Na reunião anual do Fundo Monetário Internacional (FMI), o “pobre México, tão longe de Deus e tão perto dos Estados Unidos” - na célebre frase de um de seus ex-presidentes, Porfirio Díaz - foi o primeiro a se declarar incapaz de honrar os vencimentos das dívidas contraídas na década anterior. Na sequência, outras economias fizeram o mesmo, generalizando o calote e iniciando um período terrível de nossa história econômica, marcado pela falta de acesso a poupança externa para financiar nosso desenvolvimento.

Os calotes se sucederam, o país foi obrigado a promover maxidesvalorizações de sua moeda frente ao dólar para elevar a competitividade das exportações e, assim, gerar saldos positivos na balança comercial, suficientes para pagar os vencimentos da dívida externa. Numa decisão drástica, o Banco Central centralizou o câmbio - basicamente, passou a definir a quem pagaria a dívida lá fora, uma vez que não havia divisas para pagar a todos.

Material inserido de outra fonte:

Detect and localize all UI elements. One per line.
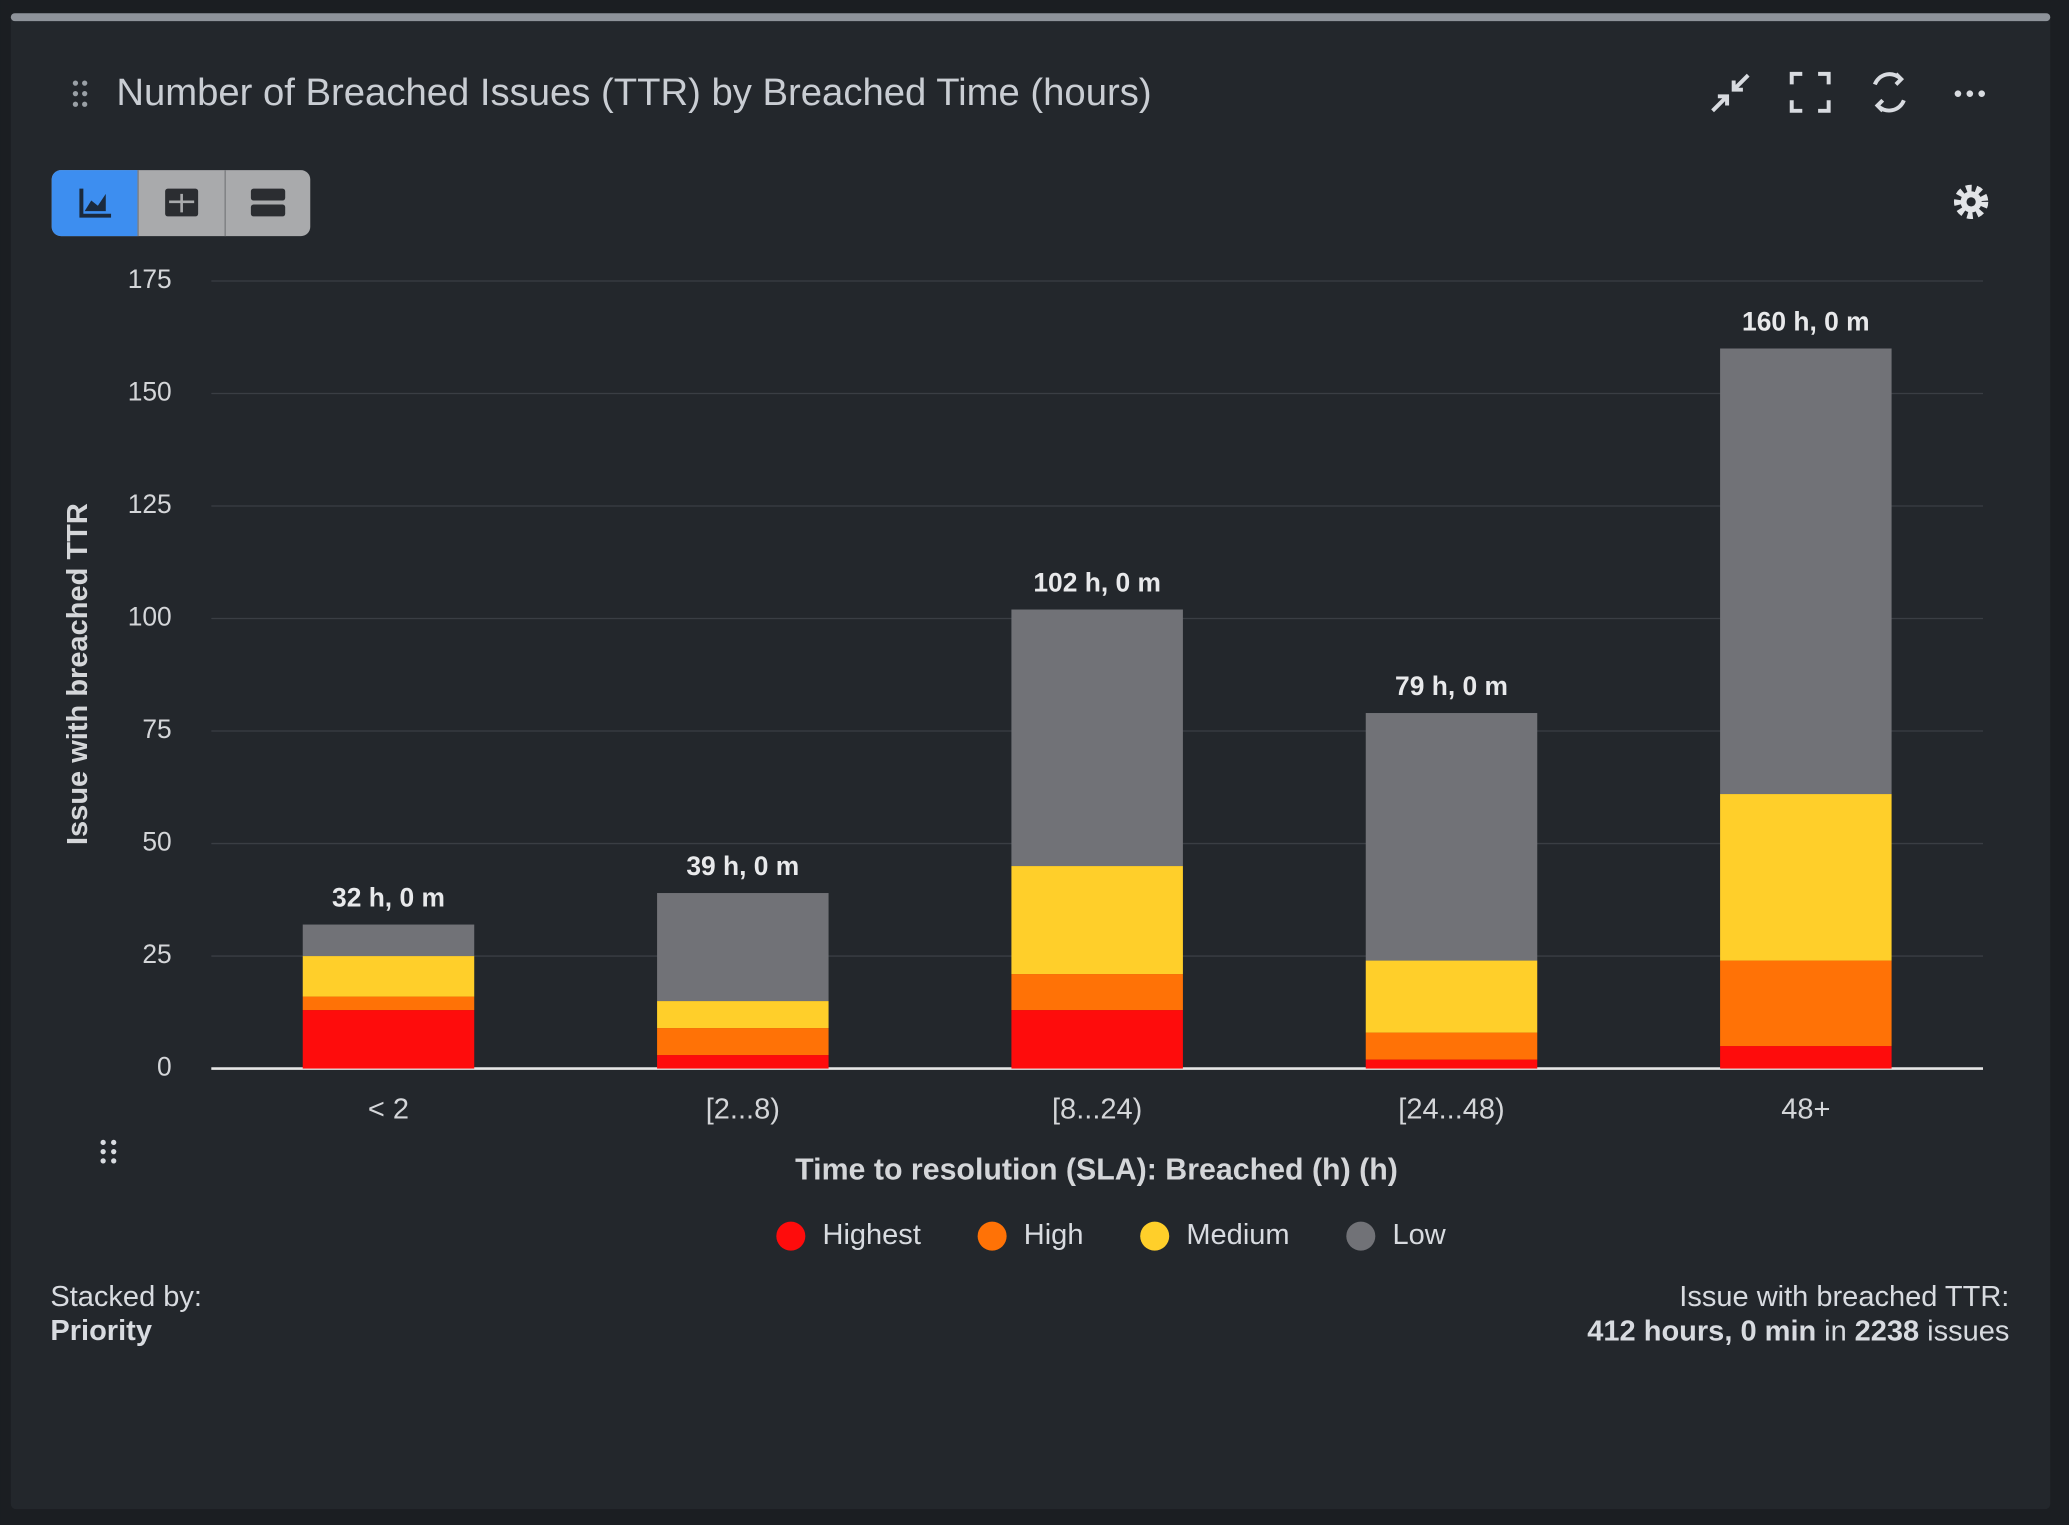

As consequências vieram em forma de mais inflação, arrocho salarial, imprevisibilidade dos principais indicadores econômicos, enfim, uma situação que apenas os brasileiros com mais de 40 anos hoje viveram na pele. E, a partir dali, sem acesso a poupança externa e com inflação fora de controle, a taxa média de crescimento caiu a níveis nunca vistos nas três décadas anteriores.

Olhemos os números: da primeira década do século XX até a década de 1970, o Brasil cresceu a uma taxa média anual de 4,6%; de 1971 a 1980, esse ritmo saltou para 8,8%; na década de 1980, a taxa média de expansão recuou para 3%; na década de 1990, caiu para 1,8%; nos primeiros dez anos deste século, aumentou para 3,4% ao ano; na última década, a década perdida do novo século, o crescimento anual médio da economia brasileira foi de apenas 1,4%, a menor das 12 décadas desde 1900.

“Muita gente continua falando da recessão que acabou, mas alguns ignoram que estamos ainda numa depressão e, mais ainda, que estamos numa estagnação que acaba de completar quatro décadas”, diz o economista Roberto Macedo, ex-secretário de Política Econômica do Ministério da Fazenda. “Essa grave estagnação não vem sendo pautada pela mídia e tampouco está na pauta dos políticos. Meu objetivo é fazer com que cresça a percepção dessa tragédia, com a esperança de que venham ações para saná-la. É humilhante o fato de que a década passada foi a de pior desempenho do PIB desde 1901.”